3. What are the main types of electrophilic aromatic substitution reactions?
The main types of electrophilic aromatic substitution reactions are nitration, sulfonation, halogenation, Friedel–Crafts alkylation, and Friedel–Crafts acylation.
- Nitration: Introduction of –NO2
- Sulfonation: Introduction of –SO3H
- Halogenation: Introduction of Cl or Br
- Friedel–Crafts alkylation: Addition of an alkyl group
- Friedel–Crafts acylation: Addition of an acyl group
4. How does nitration of benzene occur?
The nitration of benzene occurs when benzene reacts with concentrated nitric acid in the presence of concentrated sulfuric acid to form nitrobenzene.
- Electrophile formed: NO2+ (nitronium ion).
- Balanced reaction: C6H6(l) + HNO3(l) → C6H5NO2(l) + H2O(l)
- H2SO4 acts as a catalyst and generates the nitronium ion.
5. What is the role of a Lewis acid catalyst in electrophilic aromatic substitution?
A Lewis acid catalyst such as AlCl3 or FeCl3 helps generate a stronger electrophile for electrophilic aromatic substitution.
- In halogenation: Cl2 + AlCl3 → Cl+ (activated complex).
- The catalyst polarizes the halogen molecule.
- This increases the reactivity of the electrophile toward the aromatic ring.
- The catalyst is regenerated at the end of the reaction.
6. What is the sigma complex in electrophilic aromatic substitution?
The sigma complex (σ-complex), also called the arenium ion, is a non-aromatic carbocation intermediate formed when the electrophile bonds to the aromatic ring.
- It forms after the electrophile attacks the π system.
- The positive charge is delocalized over the ring by resonance.
- Aromaticity is temporarily lost in this intermediate.
- Deprotonation restores aromatic stability.
7. What is the difference between activating and deactivating groups in EAS?
Activating groups increase the rate of electrophilic aromatic substitution, while deactivating groups decrease the reaction rate.

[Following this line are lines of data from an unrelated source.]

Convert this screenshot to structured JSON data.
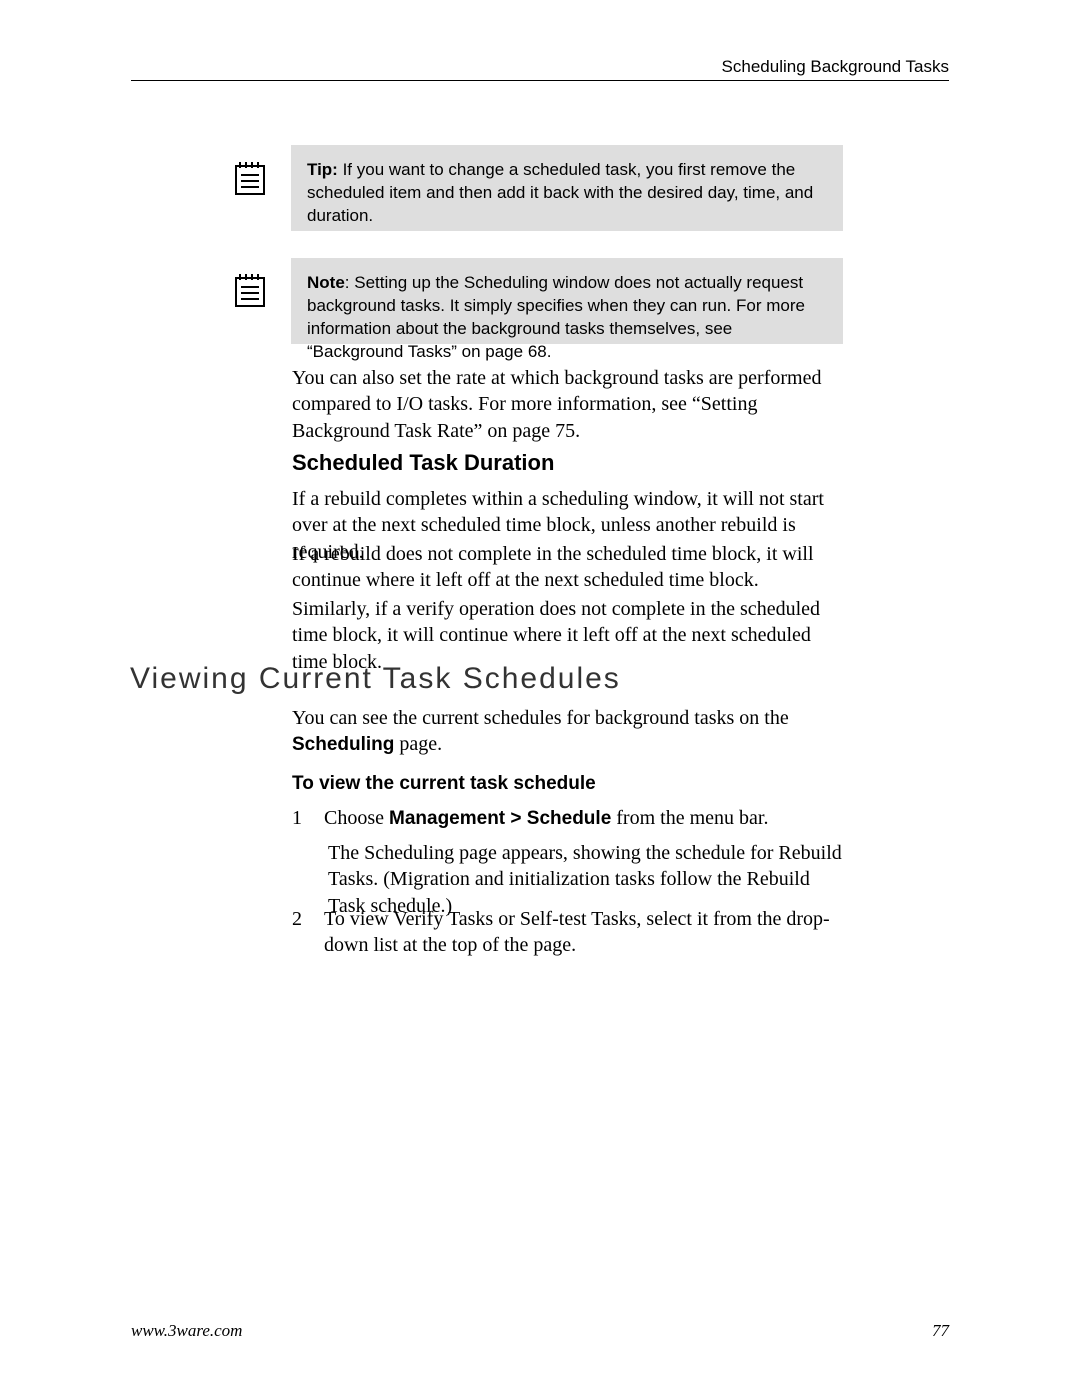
{
  "header": {
    "section_title": "Scheduling Background Tasks"
  },
  "callouts": {
    "tip": {
      "lead": "Tip:",
      "text": " If you want to change a scheduled task, you first remove the scheduled item and then add it back with the desired day, time, and duration."
    },
    "note": {
      "lead": "Note",
      "text": ": Setting up the Scheduling window does not actually request background tasks. It simply specifies when they can run. For more information about the background tasks themselves, see “Background Tasks” on page 68."
    }
  },
  "paragraphs": {
    "intro": "You can also set the rate at which background tasks are performed compared to I/O tasks. For more information, see “Setting Background Task Rate” on page 75.",
    "a": "If a rebuild completes within a scheduling window, it will not start over at the next scheduled time block, unless another rebuild is required.",
    "b": "If a rebuild does not complete in the scheduled time block, it will continue where it left off at the next scheduled time block.",
    "c": "Similarly, if a verify operation does not complete in the scheduled time block, it will continue where it left off at the next scheduled time block.",
    "d_pre": "You can see the current schedules for background tasks on the ",
    "d_bold": "Scheduling",
    "d_post": " page."
  },
  "headings": {
    "h3": "Scheduled Task Duration",
    "h2": "Viewing Current Task Schedules",
    "h4": "To view the current task schedule"
  },
  "steps": {
    "s1": {
      "num": "1",
      "pre": "Choose ",
      "bold": "Management > Schedule",
      "post": " from the menu bar.",
      "desc": "The Scheduling page appears, showing the schedule for Rebuild Tasks. (Migration and initialization tasks follow the Rebuild Task schedule.)"
    },
    "s2": {
      "num": "2",
      "text": "To view Verify Tasks or Self-test Tasks, select it from the drop-down list at the top of the page."
    }
  },
  "footer": {
    "url": "www.3ware.com",
    "page": "77"
  }
}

- Activating groups: Donate electron density (e.g., –OH, –NH2, –CH3).
- Deactivating groups: Withdraw electron density (e.g., –NO2, –COOH, –CF3).

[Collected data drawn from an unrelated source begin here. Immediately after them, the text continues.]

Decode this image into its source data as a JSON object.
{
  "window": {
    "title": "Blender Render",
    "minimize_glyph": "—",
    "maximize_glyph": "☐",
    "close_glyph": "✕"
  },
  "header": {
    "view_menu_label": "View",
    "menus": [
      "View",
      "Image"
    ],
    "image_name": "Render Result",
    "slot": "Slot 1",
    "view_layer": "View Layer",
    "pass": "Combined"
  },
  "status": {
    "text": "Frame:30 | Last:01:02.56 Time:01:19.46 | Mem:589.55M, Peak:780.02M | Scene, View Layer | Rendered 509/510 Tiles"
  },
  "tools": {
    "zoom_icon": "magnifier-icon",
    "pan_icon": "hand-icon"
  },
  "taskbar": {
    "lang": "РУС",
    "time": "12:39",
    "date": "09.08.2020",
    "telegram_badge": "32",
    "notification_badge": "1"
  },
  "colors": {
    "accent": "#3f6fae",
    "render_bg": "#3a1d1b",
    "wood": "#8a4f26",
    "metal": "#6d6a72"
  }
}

- Activators stabilize the σ-complex.
- Deactivators destabilize the σ-complex.
8. What are ortho, meta, and para directing groups?
Ortho, meta, and para directing groups determine the position where a new substituent enters on a substituted benzene ring during electrophilic aromatic substitution.
- Ortho (1,2) position: Adjacent to the substituent.
- Meta (1,3) position: One carbon between substituents.
- Para (1,4) position: Opposite side of the ring.
- Electron-donating groups are usually ortho/para directors.
- Strong electron-withdrawing groups are usually meta directors.
9. How does halogenation of benzene occur?
The halogenation of benzene occurs when benzene reacts with Cl2 or Br2 in the presence of a Lewis acid catalyst to form a halobenzene.
- Example reaction: C6H6(l) + Br2(l) → C6H5Br(l) + HBr(g)
- Catalyst used: FeBr3 or AlCl3.
- The catalyst generates the electrophile Br+.
- The reaction follows the standard EAS mechanism.
10. Why does benzene undergo substitution instead of addition reactions?
Benzene undergoes substitution rather than addition reactions because substitution preserves its aromatic stability.
- Benzene has a highly stable delocalized π-electron system.
- Addition reactions would break aromaticity.
- Substitution restores aromaticity after temporary disruption.
- This makes electrophilic aromatic substitution energetically favorable compared to addition.